—Je vous ai dit de ne prononcer aucun nom.
—J'aime... celle pour laquelle vous êtes ici; et c'est cet amour, cette passion qui m'a entraîné. Est-ce ma faute si cet amour s'est emparé de moi, m'a pris tout entier et m'a rendu fou? Croyez-vous qu'on puisse laisser vivre côte à côte une jeune tille et un jeune homme sans qu'il en résulte autre chose qu'un échange de politesses banales? croyez-vous qu'ils peuvent exécuter les morceaux les plus passionnés de la musique, rien qu'avec leurs doigts, mécaniquement, sans que la tête et le coeur se prennent? Peut-être est-ce possible pour certaines natures. Cela ne l'a point été pour moi. Peu à peu l'amour s'est glissé dans mon coeur. En voyant mademoiselle de... en la voyant si charmante, en découvrant chaque jour une séduction nouvelle, cette passion a grandi, et il est venu un moment où je n'ai pas pu la taire. Je suis entré chez elle pour lui dire cet amour que j'aurais maintenu aussi soumis, aussi respectueux qu'elle l'aurait exigé. Elle n'a pas voulu m'écouter; elle n'a pas voulu me comprendre. Elle m'a demandé de partir, je lui ai obéi, Si j'avais été l'homme que vous croyez, serais-je parti alors? Nous étions seuls, portes et fenêtres closes, je n'avais qu'à la prendre, et cependant je ne l'ai pas prise.

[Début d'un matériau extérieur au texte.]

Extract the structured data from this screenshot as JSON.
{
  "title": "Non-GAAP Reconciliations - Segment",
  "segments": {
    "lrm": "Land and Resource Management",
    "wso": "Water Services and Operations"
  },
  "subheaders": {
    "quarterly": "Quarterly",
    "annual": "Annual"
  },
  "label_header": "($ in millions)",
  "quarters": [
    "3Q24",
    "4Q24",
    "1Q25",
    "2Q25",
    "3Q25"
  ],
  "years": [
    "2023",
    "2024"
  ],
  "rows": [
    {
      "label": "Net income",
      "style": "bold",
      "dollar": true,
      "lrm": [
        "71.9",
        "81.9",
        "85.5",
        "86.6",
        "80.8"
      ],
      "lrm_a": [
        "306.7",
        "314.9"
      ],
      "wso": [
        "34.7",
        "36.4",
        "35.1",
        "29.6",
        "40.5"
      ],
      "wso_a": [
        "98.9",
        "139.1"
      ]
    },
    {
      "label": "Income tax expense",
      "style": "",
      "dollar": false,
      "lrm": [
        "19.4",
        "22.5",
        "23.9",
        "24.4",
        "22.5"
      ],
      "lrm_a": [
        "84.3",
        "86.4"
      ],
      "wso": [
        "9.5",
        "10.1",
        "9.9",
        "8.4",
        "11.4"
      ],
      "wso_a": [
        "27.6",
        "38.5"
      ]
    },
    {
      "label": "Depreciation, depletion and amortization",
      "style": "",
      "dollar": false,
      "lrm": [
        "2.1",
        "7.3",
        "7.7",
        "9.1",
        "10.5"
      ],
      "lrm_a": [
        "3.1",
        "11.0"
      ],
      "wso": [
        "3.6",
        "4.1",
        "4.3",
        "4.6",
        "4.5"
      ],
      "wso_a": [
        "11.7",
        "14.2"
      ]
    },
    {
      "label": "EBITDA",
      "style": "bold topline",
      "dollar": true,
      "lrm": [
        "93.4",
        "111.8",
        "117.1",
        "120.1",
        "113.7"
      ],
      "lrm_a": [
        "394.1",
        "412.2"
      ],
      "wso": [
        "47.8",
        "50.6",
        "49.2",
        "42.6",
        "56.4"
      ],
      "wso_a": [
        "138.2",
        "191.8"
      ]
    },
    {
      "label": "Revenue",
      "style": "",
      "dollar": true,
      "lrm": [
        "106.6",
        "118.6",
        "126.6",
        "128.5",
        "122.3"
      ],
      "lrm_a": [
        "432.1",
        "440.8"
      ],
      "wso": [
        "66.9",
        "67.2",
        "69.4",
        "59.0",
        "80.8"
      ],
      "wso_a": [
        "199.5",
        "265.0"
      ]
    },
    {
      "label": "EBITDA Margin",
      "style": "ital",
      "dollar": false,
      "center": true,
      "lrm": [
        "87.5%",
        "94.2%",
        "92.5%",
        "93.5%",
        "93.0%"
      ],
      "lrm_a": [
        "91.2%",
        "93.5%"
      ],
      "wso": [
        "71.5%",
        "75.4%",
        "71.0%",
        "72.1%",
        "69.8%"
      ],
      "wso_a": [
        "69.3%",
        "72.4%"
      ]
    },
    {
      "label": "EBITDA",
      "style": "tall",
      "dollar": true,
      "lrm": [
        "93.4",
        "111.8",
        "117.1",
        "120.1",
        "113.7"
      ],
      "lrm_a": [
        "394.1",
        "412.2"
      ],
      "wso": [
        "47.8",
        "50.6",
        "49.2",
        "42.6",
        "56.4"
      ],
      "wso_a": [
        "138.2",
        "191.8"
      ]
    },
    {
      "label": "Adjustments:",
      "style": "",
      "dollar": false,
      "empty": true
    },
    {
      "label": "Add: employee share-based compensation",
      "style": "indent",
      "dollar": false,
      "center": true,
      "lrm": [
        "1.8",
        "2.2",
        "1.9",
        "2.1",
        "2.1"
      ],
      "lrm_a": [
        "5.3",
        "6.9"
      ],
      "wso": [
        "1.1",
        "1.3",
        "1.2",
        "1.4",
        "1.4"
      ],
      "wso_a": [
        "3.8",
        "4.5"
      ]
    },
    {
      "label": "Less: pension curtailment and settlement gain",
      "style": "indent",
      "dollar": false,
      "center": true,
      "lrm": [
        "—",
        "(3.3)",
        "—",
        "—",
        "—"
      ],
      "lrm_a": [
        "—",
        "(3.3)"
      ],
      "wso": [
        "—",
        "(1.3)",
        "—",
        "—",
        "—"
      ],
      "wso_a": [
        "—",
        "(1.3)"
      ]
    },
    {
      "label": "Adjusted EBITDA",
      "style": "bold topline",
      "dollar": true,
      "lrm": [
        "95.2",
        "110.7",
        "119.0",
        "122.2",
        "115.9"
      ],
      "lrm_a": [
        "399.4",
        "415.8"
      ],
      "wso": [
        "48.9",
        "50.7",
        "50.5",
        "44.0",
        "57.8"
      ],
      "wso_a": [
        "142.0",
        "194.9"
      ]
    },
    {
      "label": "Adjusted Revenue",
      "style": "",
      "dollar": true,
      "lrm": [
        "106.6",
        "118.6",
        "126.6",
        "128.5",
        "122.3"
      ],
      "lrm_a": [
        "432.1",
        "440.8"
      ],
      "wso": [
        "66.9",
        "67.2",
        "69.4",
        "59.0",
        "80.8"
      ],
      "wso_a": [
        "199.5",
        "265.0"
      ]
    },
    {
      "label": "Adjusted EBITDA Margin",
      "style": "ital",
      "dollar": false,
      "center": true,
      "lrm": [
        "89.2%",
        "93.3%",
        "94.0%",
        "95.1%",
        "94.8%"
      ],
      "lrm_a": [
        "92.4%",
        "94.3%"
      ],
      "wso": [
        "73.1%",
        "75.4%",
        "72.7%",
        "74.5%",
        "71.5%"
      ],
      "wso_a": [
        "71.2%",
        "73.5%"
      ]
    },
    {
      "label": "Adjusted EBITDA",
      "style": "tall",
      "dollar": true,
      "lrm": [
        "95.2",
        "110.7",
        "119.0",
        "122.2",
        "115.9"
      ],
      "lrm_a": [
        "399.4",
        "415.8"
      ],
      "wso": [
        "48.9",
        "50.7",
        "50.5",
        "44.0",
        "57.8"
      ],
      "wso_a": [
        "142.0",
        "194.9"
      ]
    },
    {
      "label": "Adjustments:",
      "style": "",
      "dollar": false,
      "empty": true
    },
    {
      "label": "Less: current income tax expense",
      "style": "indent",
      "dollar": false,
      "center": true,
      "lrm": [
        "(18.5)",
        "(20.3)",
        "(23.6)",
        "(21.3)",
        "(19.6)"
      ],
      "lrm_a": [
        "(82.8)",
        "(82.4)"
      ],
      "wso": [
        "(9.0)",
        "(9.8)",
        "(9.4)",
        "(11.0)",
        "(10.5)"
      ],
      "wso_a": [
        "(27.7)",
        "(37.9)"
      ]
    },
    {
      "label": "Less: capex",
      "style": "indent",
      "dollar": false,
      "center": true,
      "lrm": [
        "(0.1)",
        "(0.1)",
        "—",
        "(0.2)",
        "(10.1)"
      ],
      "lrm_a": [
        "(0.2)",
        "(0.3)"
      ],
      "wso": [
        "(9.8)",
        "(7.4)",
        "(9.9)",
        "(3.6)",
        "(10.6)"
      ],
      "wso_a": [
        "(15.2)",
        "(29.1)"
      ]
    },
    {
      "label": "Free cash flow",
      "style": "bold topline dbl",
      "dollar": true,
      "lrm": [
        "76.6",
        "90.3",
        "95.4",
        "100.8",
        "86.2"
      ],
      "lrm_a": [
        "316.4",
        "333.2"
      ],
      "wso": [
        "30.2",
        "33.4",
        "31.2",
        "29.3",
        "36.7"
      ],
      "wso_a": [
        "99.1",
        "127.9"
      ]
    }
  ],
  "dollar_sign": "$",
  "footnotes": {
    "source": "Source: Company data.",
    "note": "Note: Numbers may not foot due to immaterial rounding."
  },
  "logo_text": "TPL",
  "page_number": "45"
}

—Par grandeur d'âme, par honnêteté, par délicatesse? Non. Par calcul. Vous avez cru qu'oubliant cet outrage, elle vous admettrait près d'elle comme par le passé, et qu'un jour, se laissant toucher par cet amour respectueux et soumis, elle se donnerait:
—Je n'ai point fait de calcul.
—Et moi je vous dis que vous en avez fait un, puisque vous lui avez proposé un marché. Élève de Soupert, vous vous êtes souvenu que votre maître s'était fait aimer d'une jeune fille de notre monde, et vous vous êtes demandé pourquoi il n'en serait pas de vous comme de lui: il l'avait bien forcée au mariage, pourquoi n'arriveriez-vous pas au même résultat? L'affaire était bonne. Malheureusement pour vous, votre calcul était faux: vous ne vous étiez pas fait aimer, et maintenant vous vous êtes fait mépriser et haïr si profondément, que la malheureuse se jetterait plutôt dans les bras de la mort que dans les vôtres.
—Que vous dirai-je? vous me croyez capable de toutes les bassesses; je n'ai pas à me défendre. Et cependant si je voulais, je vous prouverais que toutes ces explications que vous entassez pour m'en accabler ne reposent sur rien.
—Si vous vouliez! mais vous ne voulez pas.
—A quoi bon? Et pourtant.
Brusquement il alla à la table où il était assis quand M. de Chambrais était entré et, prenant une lettre, il la tendit ouverte au comte.
—Lisez cette lettre, dit-il je l'écrivais à mademoiselle de Chambrais, et, puisque je ne vous attendais pas,—mon cri de surprise en vous voyant vous l'a prouvé,—vous ne pourrez pas supposer que je l'avais écrite par calcul, pour ma défense, et vous verrez si d'avance elle ne répondait pas à vos accusations.